Je plaisantais en fait quand nous parlions de ce sujet hier que j’ai un problème que j’aime avouer sur Trailhead, et c’est en deux parties, en est une, j’ai du mal à terminer les badges, surtout si je suis distrait par autre chose, comme les e-mails ou Slack, ou si je fais un badge entre une réunion en milieu de journée. Et puis l’autre chose que je vais admettre sans vergogne au début, Mike, c’est que même si je suis votre podcast depuis des années, je n’écoute pas de podcasts parce que je dois me concentrer sur ça à 100%. Et si je me concentre sur ça à 100%, je pourrais aussi bien regarder une vidéo. Et donc je regarde juste des vidéos.

Mike Gerholdt : Exact.

Joe Sterne : Ouais. Autrefois, si vous m’aviez déjà vu essayer d’écouter un podcast dans la voiture, c’est littéralement de moi que je me disputais avec les gens sur le podcast, mais ils ne peuvent pas m’entendre me disputer. C’est donc une conversation unilatérale très étrange. Mais cela se trouve être l’un des avantages intéressants d’être neurodivergent, en particulier dans le domaine du TDAH, c’est que vous pouvez réellement vous hyperfocaliser. Et j’ai découvert qu’en écoutant des choses, si ce n’est pas de la musique, je dois me concentrer dessus, sinon je les coupe complètement. Mais de toute façon, je ne veux pas aller trop loin dans un terrier de lapin, mais je voulais parler de la façon dont j’ai utilisé certaines stratégies, en tant que personne neurodivergente, dans l’écosystème Salesforce pour aider à réussir dans l’écosystème Salesforce .

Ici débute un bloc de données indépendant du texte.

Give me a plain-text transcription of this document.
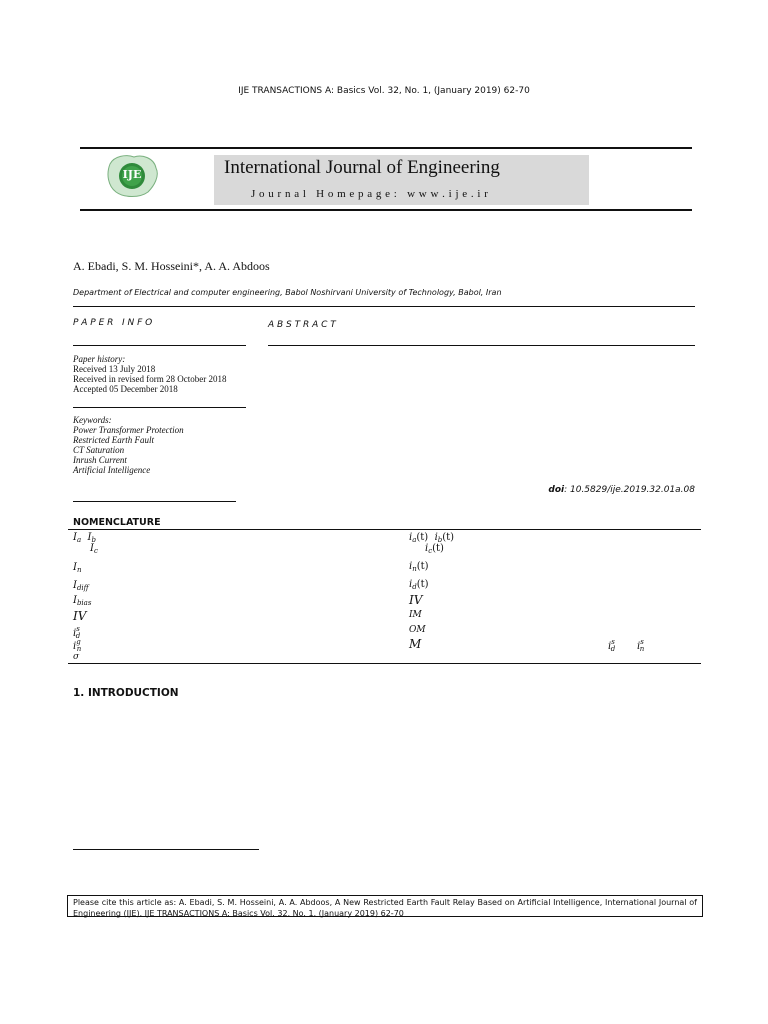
IJE TRANSACTIONS A: Basics Vol. 32, No. 1, (January 2019) 62-70
IJE	International Journal of Engineering
J o u r n a l   H o m e p a g e :   w w w . i j e . i r
A. Ebadi, S. M. Hosseini*, A. A. Abdoos
Department of Electrical and computer engineering, Babol Noshirvani University of Technology, Babol, Iran
P A P E R   I N F O
Paper history:
Received 13 July 2018
Received in revised form 28 October 2018
Accepted 05 December 2018
Keywords:
Power Transformer Protection
Restricted Earth Fault
CT Saturation
Inrush Current
Artificial Intelligence
A B S T R A C T
doi: 10.5829/ije.2019.32.01a.08
NOMENCLATURE
$I_a$ $I_b$
$I_c$
$I_n$
$I_{diff}$
$I_{bias}$
IV
$i^s_d$
$i^g_n$
σ
$i_a(t)$ $i_b(t)$
$i_c(t)$
$i_n(t)$
$i_d(t)$
IV
IM
OM
M	$i^s_d$ $i^s_n$
1. INTRODUCTION
Please cite this article as: A. Ebadi, S. M. Hosseini, A. A. Abdoos, A New Restricted Earth Fault Relay Based on Artificial Intelligence, International Journal of Engineering (IJE), IJE TRANSACTIONS A: Basics Vol. 32, No. 1, (January 2019) 62-70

Mike Gerholdt : Je pense donc que c’est très important. Et quand j’ai vu ton post, j’ai su que je voulais t’avoir sur le podcast car c’est un de ces aspects où je me sens sur le pod, on parle beaucoup de produit et de produit d’apprentissage et on oublie l’ambiance dans laquelle tout le monde vit Et l’atmosphère de chacun est un peu différente et le style d’apprentissage de chacun est un peu différent. Et je pense que les gens disent respectueusement : « Oh, c’est difficile à avoir, c’est difficile pour moi de faire attention ou de faire ça », ou vous avez un TDA ou un TDAH, et ils ne comprennent vraiment pas qu’il y a une différence entre simplement ne pas être capable de se concentrer sur cette tâche et de l’avoir réellement.

Joe Sterne : Exact.

Mike Gerholdt : Ce que vous avez décrit dans une certaine mesure et c’est bien que vous ne puissiez pas écouter le podcast. Il y a beaucoup de fois, j’ai trouvé sur une tangente relatable quand je conduis quelque part, j’aime écouter de la musique plus que je fais des podcasts parce que j’écouterai le podcast si attentivement, que j’oublierai où je suis.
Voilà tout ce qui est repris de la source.